What is pH if (i) [H_3O^+]=5.6xx10^-5*mol*L^-1; and (ii) if [HO^-]=10^-7*mol*L^-1?

Jun 25, 2017

$\left(i\right)$ $p H = 4.25 \ldots \ldots \ldots \ldots \ldots . .$

Explanation:

By definition, $p H = - {\log}_{10} \left[{H}_{3} {O}^{+}\right]$, and thus for (i)....

$p H = - {\log}_{10} \left(5.6 \times {10}^{-} 5\right) = - \left(- 4.25\right) = 4.25$ (if I have counted up the zeroes properly........)

But since $\left[{H}_{3} {O}^{+}\right] \times \left[H {O}^{-}\right] = {10}^{-} 14$, we can take ${\log}_{10}$ of both sides, and gets........

${\log}_{10} \left[{H}_{3} {O}^{+}\right] + {\log}_{10} \left[H {O}^{-}\right] = {\log}_{10} {10}^{-} 14 = - 14$

Equivalently, multiplying each side by $- 1$............
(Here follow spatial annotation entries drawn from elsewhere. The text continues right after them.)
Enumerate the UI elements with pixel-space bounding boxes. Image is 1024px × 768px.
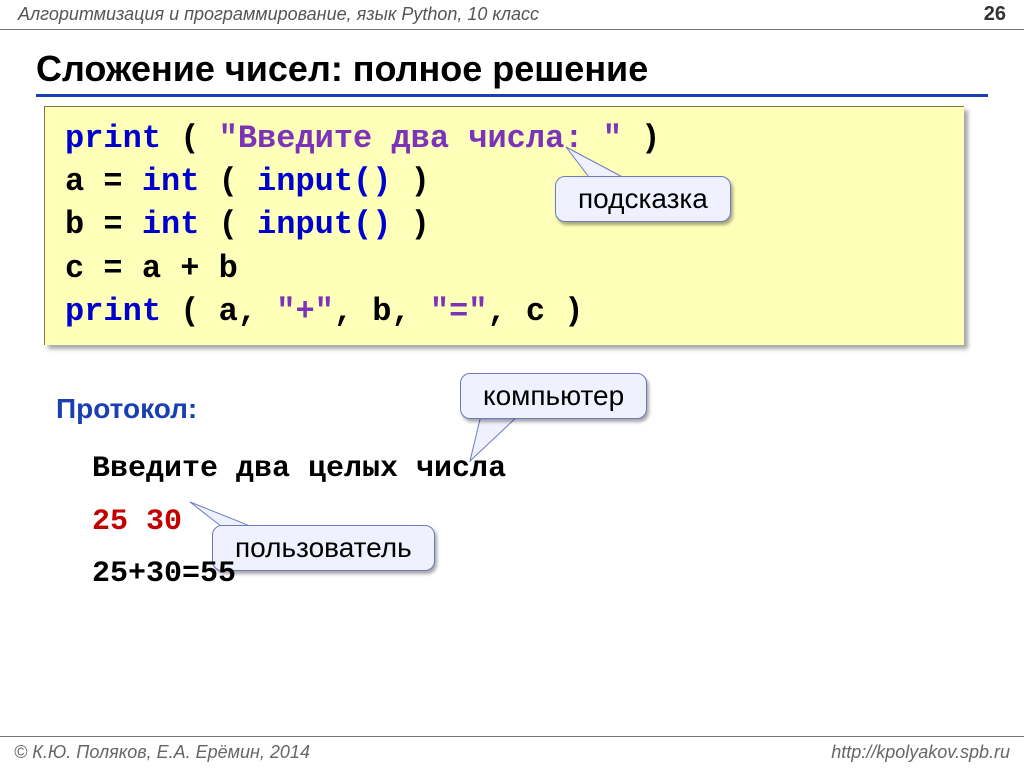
paren: ( xyxy=(199,206,257,243)
footer-right: http://kpolyakov.spb.ru xyxy=(831,742,1010,763)
breadcrumb: Алгоритмизация и программирование, язык … xyxy=(18,4,539,25)
page-number: 26 xyxy=(984,3,1006,26)
paren: ( xyxy=(199,163,257,200)
code-text: , b, xyxy=(334,293,430,330)
callout-computer: компьютер xyxy=(460,373,647,419)
string-literal: "=" xyxy=(430,293,488,330)
keyword-input: input() xyxy=(257,163,391,200)
string-literal: "+" xyxy=(276,293,334,330)
code-line-2: a = int ( input() ) xyxy=(65,160,944,203)
header-bar: Алгоритмизация и программирование, язык … xyxy=(0,0,1024,30)
keyword-print: print xyxy=(65,120,161,157)
code-text: ( a, xyxy=(161,293,276,330)
protocol-user-input: 25 30 xyxy=(92,496,506,549)
paren: ( xyxy=(161,120,219,157)
protocol-output: Введите два целых числа 25 30 25+30=55 xyxy=(92,443,506,601)
callout-hint: подсказка xyxy=(555,176,731,222)
code-line-4: c = a + b xyxy=(65,247,944,290)
page-title: Сложение чисел: полное решение xyxy=(36,48,988,97)
protocol-label: Протокол: xyxy=(56,393,197,425)
code-block: print ( "Введите два числа: " ) a = int … xyxy=(44,106,964,345)
footer-bar: © К.Ю. Поляков, Е.А. Ерёмин, 2014 http:/… xyxy=(0,736,1024,768)
code-line-3: b = int ( input() ) xyxy=(65,203,944,246)
footer-left: © К.Ю. Поляков, Е.А. Ерёмин, 2014 xyxy=(14,742,310,763)
keyword-print: print xyxy=(65,293,161,330)
paren: ) xyxy=(391,163,429,200)
protocol-line: Введите два целых числа xyxy=(92,443,506,496)
code-line-1: print ( "Введите два числа: " ) xyxy=(65,117,944,160)
code-line-5: print ( a, "+", b, "=", c ) xyxy=(65,290,944,333)
protocol-line: 25+30=55 xyxy=(92,548,506,601)
keyword-input: input() xyxy=(257,206,391,243)
keyword-int: int xyxy=(142,206,200,243)
paren: ) xyxy=(391,206,429,243)
code-text: , c ) xyxy=(487,293,583,330)
code-text: a = xyxy=(65,163,142,200)
keyword-int: int xyxy=(142,163,200,200)
code-text: b = xyxy=(65,206,142,243)
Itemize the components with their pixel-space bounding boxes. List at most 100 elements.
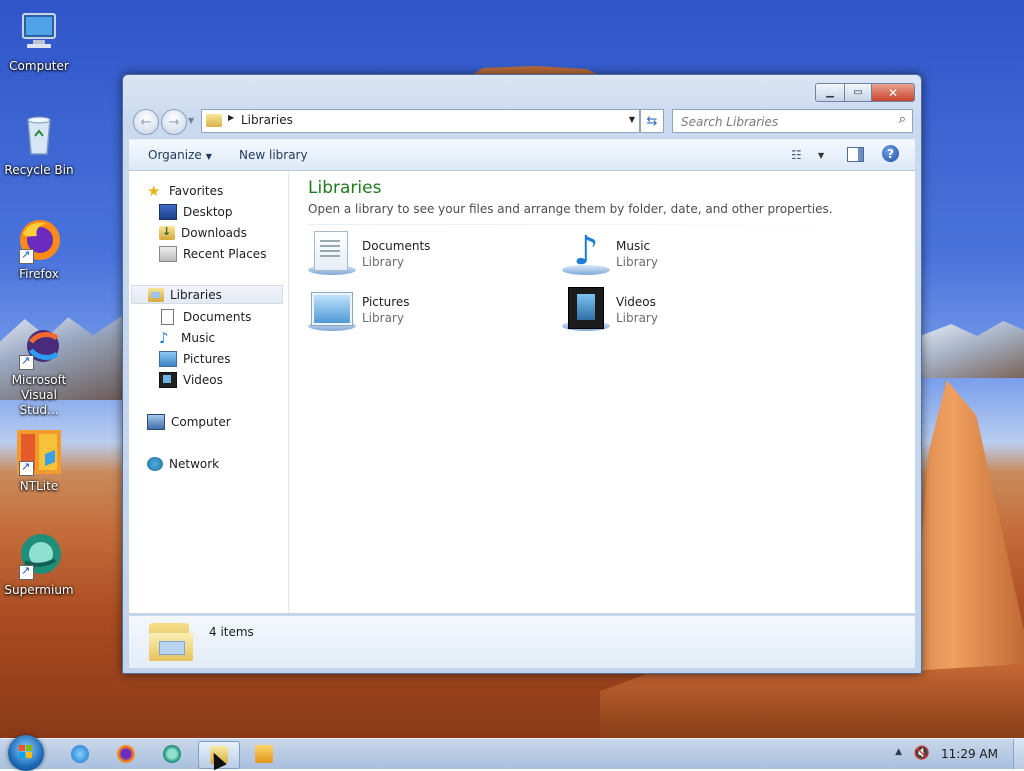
explorer-window[interactable]: ▁ ▭ ✕ ← → ▼ ▶ Libraries ▼ ⇆ ⌕ Organize▼ …: [122, 74, 922, 674]
nav-libraries-label: Libraries: [170, 287, 222, 302]
wallpaper-mountains-right: [920, 321, 1024, 378]
firefox-icon: [15, 216, 63, 264]
address-bar[interactable]: ▶ Libraries ▼: [201, 109, 640, 133]
nav-computer[interactable]: Computer: [147, 412, 231, 431]
shortcut-arrow-icon: [19, 563, 34, 580]
address-dropdown-icon[interactable]: ▼: [629, 115, 635, 124]
documents-icon: [161, 308, 174, 325]
desktop-icon-computer[interactable]: Computer: [1, 8, 77, 74]
view-options-dropdown-icon[interactable]: ▼: [818, 151, 824, 160]
pictures-library-icon: [312, 293, 352, 325]
organize-label: Organize: [148, 148, 202, 162]
nav-item-documents[interactable]: Documents: [159, 307, 251, 326]
desktop-icon-ntlite[interactable]: NTLite: [1, 428, 77, 494]
divider: [308, 224, 900, 225]
nav-network-label: Network: [169, 456, 220, 471]
library-tile-videos[interactable]: Videos Library: [562, 285, 802, 335]
nav-item-label: Videos: [183, 372, 223, 387]
change-view-icon[interactable]: ☷: [791, 148, 802, 162]
desktop-icon: [159, 203, 177, 220]
preview-pane-button[interactable]: [847, 147, 864, 162]
libraries-icon: [148, 287, 164, 302]
recent-places-icon: [159, 245, 177, 262]
taskbar-media-player[interactable]: [244, 741, 284, 767]
desktop-icon-supermium[interactable]: Supermium: [1, 532, 77, 598]
music-note-icon: ♪: [159, 328, 169, 347]
desktop-icon-label: Microsoft Visual Stud...: [11, 373, 67, 417]
libraries-folder-icon: [149, 621, 193, 661]
internet-explorer-icon: [71, 745, 89, 763]
show-hidden-icons-icon[interactable]: ▲: [895, 747, 902, 757]
nav-computer-label: Computer: [171, 414, 231, 429]
pictures-icon: [159, 350, 177, 367]
forward-button[interactable]: →: [161, 109, 187, 135]
minimize-button[interactable]: ▁: [815, 83, 845, 102]
taskbar-internet-explorer[interactable]: [60, 741, 100, 767]
library-type: Library: [362, 311, 404, 325]
nav-item-label: Pictures: [183, 351, 231, 366]
nav-item-desktop[interactable]: Desktop: [159, 202, 233, 221]
page-title: Libraries: [308, 178, 382, 198]
close-icon: ✕: [887, 85, 899, 100]
media-player-icon: [255, 745, 273, 763]
command-bar: Organize ▼ New library ☷ ▼ ?: [129, 139, 915, 171]
search-box[interactable]: ⌕: [672, 109, 913, 133]
library-type: Library: [616, 255, 658, 269]
breadcrumb-libraries[interactable]: Libraries: [241, 113, 293, 127]
music-library-icon: ♪: [573, 228, 599, 274]
nav-favorites[interactable]: ★ Favorites: [147, 181, 223, 200]
library-tile-music[interactable]: ♪ Music Library: [562, 229, 802, 279]
desktop-icon-label: Firefox: [19, 267, 59, 281]
search-icon[interactable]: ⌕: [899, 112, 906, 127]
recent-pages-dropdown[interactable]: ▼: [188, 116, 194, 125]
desktop-icon-recycle-bin[interactable]: Recycle Bin: [1, 112, 77, 178]
nav-item-label: Downloads: [181, 225, 247, 240]
desktop-icon-label: Supermium: [4, 583, 74, 597]
new-library-button[interactable]: New library: [239, 148, 308, 162]
nav-network[interactable]: Network: [147, 454, 219, 473]
back-arrow-icon: ←: [140, 114, 152, 130]
minimize-icon: ▁: [826, 87, 834, 98]
search-input[interactable]: [679, 112, 888, 131]
nav-item-pictures[interactable]: Pictures: [159, 349, 231, 368]
supermium-icon: [15, 532, 63, 580]
videos-icon: [159, 371, 177, 388]
visual-studio-icon: [15, 322, 63, 370]
library-name: Music: [616, 239, 651, 253]
caption-buttons: ▁ ▭ ✕: [815, 83, 915, 102]
start-button[interactable]: [8, 735, 44, 771]
content-pane: Libraries Open a library to see your fil…: [289, 171, 915, 613]
nav-libraries[interactable]: Libraries: [131, 285, 283, 304]
library-name: Pictures: [362, 295, 410, 309]
desktop-icon-label: Recycle Bin: [4, 163, 74, 177]
organize-button[interactable]: Organize ▼: [148, 148, 212, 162]
refresh-button[interactable]: ⇆: [640, 109, 664, 133]
nav-item-music[interactable]: ♪ Music: [159, 328, 215, 347]
breadcrumb-chevron-icon[interactable]: ▶: [228, 113, 234, 122]
desktop-icon-firefox[interactable]: Firefox: [1, 216, 77, 282]
show-desktop-button[interactable]: [1013, 739, 1024, 769]
nav-item-downloads[interactable]: Downloads: [159, 223, 247, 242]
help-icon[interactable]: ?: [882, 145, 899, 162]
library-tile-documents[interactable]: Documents Library: [308, 229, 548, 279]
nav-item-label: Recent Places: [183, 246, 267, 261]
nav-item-recent-places[interactable]: Recent Places: [159, 244, 266, 263]
nav-item-videos[interactable]: Videos: [159, 370, 223, 389]
volume-muted-icon[interactable]: 🔇: [914, 746, 930, 761]
recycle-bin-icon: [15, 112, 63, 160]
refresh-icon: ⇆: [646, 113, 658, 129]
library-tile-pictures[interactable]: Pictures Library: [308, 285, 548, 335]
taskbar-firefox[interactable]: [106, 741, 146, 767]
desktop-icon-visual-studio[interactable]: Microsoft Visual Stud...: [1, 322, 77, 418]
taskbar-supermium[interactable]: [152, 741, 192, 767]
back-button[interactable]: ←: [133, 109, 159, 135]
library-name: Documents: [362, 239, 431, 253]
documents-library-icon: [314, 231, 348, 271]
clock[interactable]: 11:29 AM: [941, 747, 998, 761]
maximize-icon: ▭: [853, 87, 863, 98]
maximize-button[interactable]: ▭: [845, 83, 872, 102]
computer-icon: [15, 8, 63, 56]
downloads-icon: [159, 225, 175, 240]
close-button[interactable]: ✕: [872, 83, 915, 102]
videos-library-icon: [568, 287, 604, 329]
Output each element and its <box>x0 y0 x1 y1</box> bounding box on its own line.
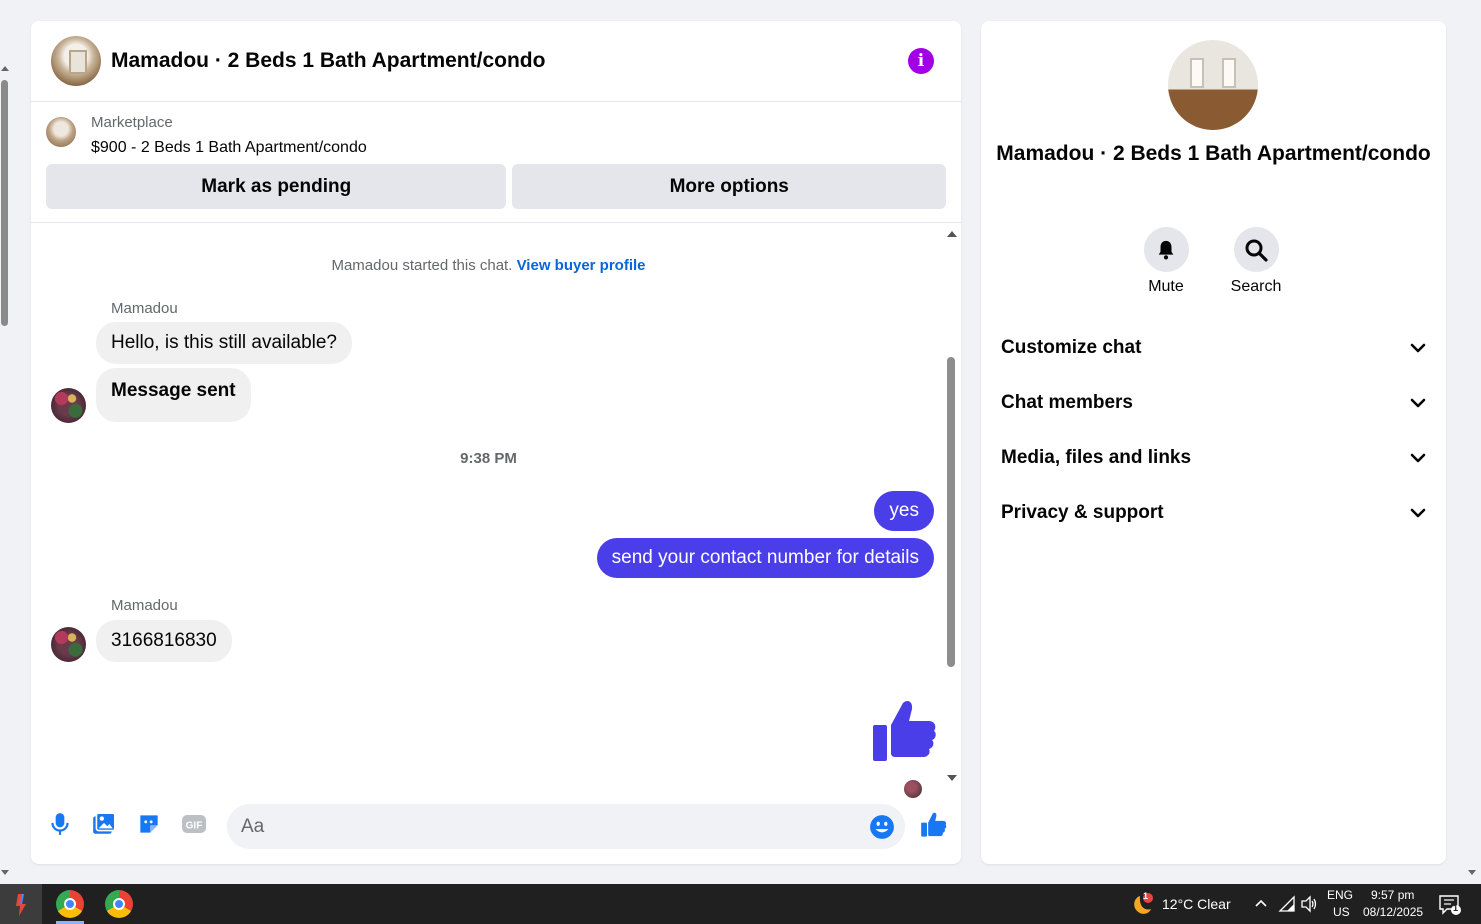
section-customize-chat[interactable]: Customize chat <box>1001 333 1426 363</box>
microphone-icon[interactable] <box>47 811 73 837</box>
mute-action[interactable]: Mute <box>1126 227 1206 296</box>
conversation-info-panel: Mamadou · 2 Beds 1 Bath Apartment/condo … <box>981 21 1446 864</box>
network-icon[interactable] <box>1278 895 1296 913</box>
conversation-avatar[interactable] <box>1168 40 1258 130</box>
outgoing-message[interactable]: send your contact number for details <box>596 538 934 578</box>
incoming-message[interactable]: Hello, is this still available? <box>96 322 352 364</box>
scroll-down-arrow[interactable] <box>1 870 9 875</box>
clock-date[interactable]: 08/12/2025 <box>1363 905 1423 919</box>
chrome-profile-h-icon[interactable] <box>56 890 84 918</box>
view-buyer-profile-link[interactable]: View buyer profile <box>517 257 646 274</box>
scroll-thumb[interactable] <box>1 80 8 326</box>
notification-center-icon[interactable] <box>1438 894 1462 916</box>
gif-icon[interactable]: GIF <box>181 811 207 837</box>
message-input[interactable]: Aa <box>227 804 905 849</box>
message-composer: GIF Aa <box>31 801 961 853</box>
info-icon[interactable]: i <box>908 48 934 74</box>
thumbs-up-sticker-icon[interactable] <box>871 699 937 763</box>
conversation-name: Mamadou · 2 Beds 1 Bath Apartment/condo <box>996 142 1431 165</box>
marketplace-bar: Marketplace $900 - 2 Beds 1 Bath Apartme… <box>31 102 961 223</box>
message-scroll-down[interactable] <box>947 775 957 781</box>
message-scrollbar[interactable] <box>946 229 957 785</box>
message-input-placeholder: Aa <box>241 815 265 837</box>
section-media-files-links[interactable]: Media, files and links <box>1001 443 1426 473</box>
listing-avatar[interactable] <box>51 36 101 86</box>
incoming-message[interactable]: Message sent <box>96 368 251 422</box>
search-icon <box>1245 239 1268 262</box>
section-label: Chat members <box>1001 392 1133 413</box>
sender-avatar[interactable] <box>51 627 86 662</box>
weather-text[interactable]: 12°C Clear <box>1162 896 1231 912</box>
page-scrollbar[interactable] <box>0 60 10 880</box>
section-label: Media, files and links <box>1001 447 1192 468</box>
marketplace-label: Marketplace <box>91 114 173 131</box>
incoming-message[interactable]: 3166816830 <box>96 620 232 662</box>
chat-started-notice: Mamadou started this chat. View buyer pr… <box>31 257 946 274</box>
weather-badge: 1 <box>1143 891 1149 901</box>
chat-header: Mamadou · 2 Beds 1 Bath Apartment/condo … <box>31 21 961 102</box>
chevron-down-icon <box>1410 343 1426 353</box>
notification-count: 1 <box>1453 903 1459 913</box>
scroll-up-arrow[interactable] <box>1 66 9 71</box>
clock-time[interactable]: 9:57 pm <box>1371 888 1414 902</box>
chat-title[interactable]: Mamadou · 2 Beds 1 Bath Apartment/condo <box>111 49 545 73</box>
start-button[interactable] <box>0 884 42 924</box>
search-label: Search <box>1230 278 1282 295</box>
chevron-down-icon <box>1410 508 1426 518</box>
message-timestamp: 9:38 PM <box>460 450 517 467</box>
chat-panel: Mamadou · 2 Beds 1 Bath Apartment/condo … <box>31 21 961 864</box>
section-chat-members[interactable]: Chat members <box>1001 388 1426 418</box>
mark-as-pending-button[interactable]: Mark as pending <box>46 164 507 209</box>
language-indicator[interactable]: ENG <box>1327 888 1353 902</box>
sticker-icon[interactable] <box>136 811 162 837</box>
sender-avatar[interactable] <box>51 388 86 423</box>
section-label: Privacy & support <box>1001 502 1164 523</box>
bell-icon <box>1158 240 1174 259</box>
taskbar: 1 12°C Clear ENG US 9:57 pm 08/12/2025 1 <box>0 884 1481 924</box>
right-scroll-down-arrow[interactable] <box>1468 870 1476 875</box>
photo-attach-icon[interactable] <box>91 811 117 837</box>
mute-label: Mute <box>1148 278 1184 295</box>
sender-name: Mamadou <box>111 597 178 614</box>
message-scroll-up[interactable] <box>947 231 957 237</box>
chevron-up-icon[interactable] <box>1254 898 1268 908</box>
listing-thumbnail[interactable] <box>46 117 76 147</box>
weather-moon-icon[interactable] <box>1128 892 1154 918</box>
search-action[interactable]: Search <box>1216 227 1296 296</box>
region-indicator: US <box>1333 905 1350 919</box>
emoji-icon[interactable] <box>869 814 895 840</box>
svg-text:GIF: GIF <box>186 821 203 832</box>
seen-avatar <box>904 780 922 798</box>
outgoing-message[interactable]: yes <box>874 491 934 531</box>
chrome-profile-icon[interactable] <box>105 890 133 918</box>
message-list[interactable]: Mamadou started this chat. View buyer pr… <box>31 225 961 798</box>
like-send-icon[interactable] <box>920 811 948 839</box>
chat-started-text: Mamadou started this chat. <box>331 257 513 274</box>
chevron-down-icon <box>1410 398 1426 408</box>
speaker-icon[interactable] <box>1300 895 1318 913</box>
message-scroll-thumb[interactable] <box>947 357 955 667</box>
sender-name: Mamadou <box>111 300 178 317</box>
section-privacy-support[interactable]: Privacy & support <box>1001 498 1426 528</box>
listing-price-title[interactable]: $900 - 2 Beds 1 Bath Apartment/condo <box>91 138 367 158</box>
section-label: Customize chat <box>1001 337 1142 358</box>
chevron-down-icon <box>1410 453 1426 463</box>
app-launcher-icon <box>16 894 26 916</box>
more-options-button[interactable]: More options <box>512 164 946 209</box>
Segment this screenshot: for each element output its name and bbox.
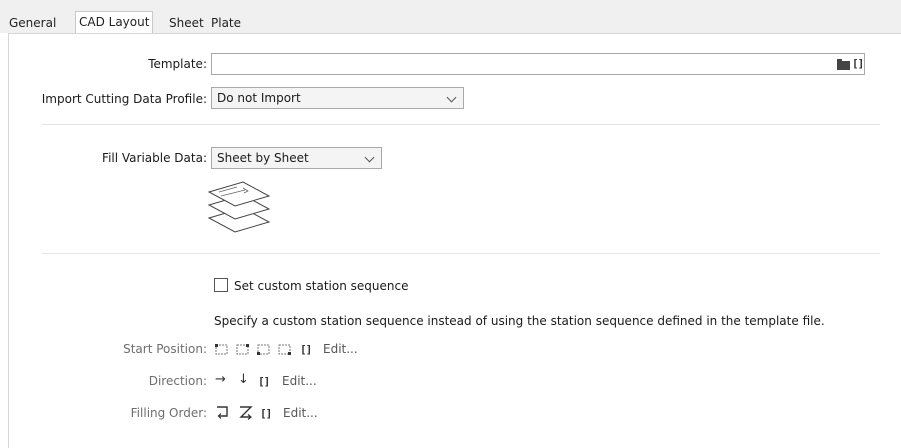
horizontal-arrow-icon[interactable]: → <box>215 372 226 387</box>
tab-cad-layout[interactable]: CAD Layout <box>75 11 154 34</box>
chevron-down-icon <box>364 152 375 163</box>
brackets-icon[interactable]: [] <box>852 57 864 70</box>
vertical-arrow-icon[interactable]: ↓ <box>238 372 249 387</box>
tab-bar: General CAD Layout Sheet Plate <box>0 0 901 34</box>
fill-variable-select[interactable]: Sheet by Sheet <box>211 147 382 169</box>
stacked-sheets-icon <box>205 178 275 240</box>
snake-order-icon[interactable] <box>215 404 231 420</box>
top-left-corner-icon[interactable] <box>214 342 230 356</box>
custom-sequence-label: Set custom station sequence <box>234 279 409 293</box>
top-right-corner-icon[interactable] <box>235 342 251 356</box>
import-profile-label: Import Cutting Data Profile: <box>41 92 207 106</box>
z-order-icon[interactable] <box>238 404 254 420</box>
brackets-icon[interactable]: [] <box>300 343 312 356</box>
fill-variable-label: Fill Variable Data: <box>102 151 207 165</box>
direction-label: Direction: <box>148 374 207 388</box>
filling-order-label: Filling Order: <box>130 406 207 420</box>
brackets-icon[interactable]: [] <box>258 375 270 388</box>
tab-sheet[interactable]: Sheet <box>165 14 208 33</box>
folder-icon[interactable] <box>837 59 850 70</box>
chevron-down-icon <box>446 92 457 103</box>
import-profile-value: Do not Import <box>217 91 301 105</box>
start-position-label: Start Position: <box>123 342 207 356</box>
tab-plate[interactable]: Plate <box>207 14 245 33</box>
divider <box>42 253 880 254</box>
brackets-icon[interactable]: [] <box>260 407 272 420</box>
template-input[interactable] <box>211 53 865 75</box>
bottom-right-corner-icon[interactable] <box>277 342 293 356</box>
direction-edit-link[interactable]: Edit... <box>282 374 317 388</box>
custom-sequence-checkbox[interactable] <box>214 278 228 292</box>
import-profile-select[interactable]: Do not Import <box>211 87 464 109</box>
filling-order-edit-link[interactable]: Edit... <box>283 406 318 420</box>
bottom-left-corner-icon[interactable] <box>256 342 272 356</box>
template-label: Template: <box>148 57 207 71</box>
start-position-edit-link[interactable]: Edit... <box>323 342 358 356</box>
tab-general[interactable]: General <box>5 14 60 33</box>
custom-sequence-description: Specify a custom station sequence instea… <box>214 314 825 328</box>
divider <box>42 124 880 125</box>
fill-variable-value: Sheet by Sheet <box>217 151 309 165</box>
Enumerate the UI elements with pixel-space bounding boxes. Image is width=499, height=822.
${\underbrace{- {\log}_{10} \left[{H}_{3} {O}^{+}\right]}}_{\textcolor{red}{p H}} {\underbrace{- {\log}_{10} \left[H {O}^{-}\right]}}_{\textcolor{b l u e}{p O H}} = + 14$

And thus our defining relationship......

$\textcolor{red}{p H} + \textcolor{b l u e}{p O H} = 14$

And so (ii) if $\left[H {O}^{-}\right] = {10}^{-} 7 \cdot m o l \cdot {L}^{-} 1$, $p O H = 7$ (why?), and $p H = 7$. Agreed?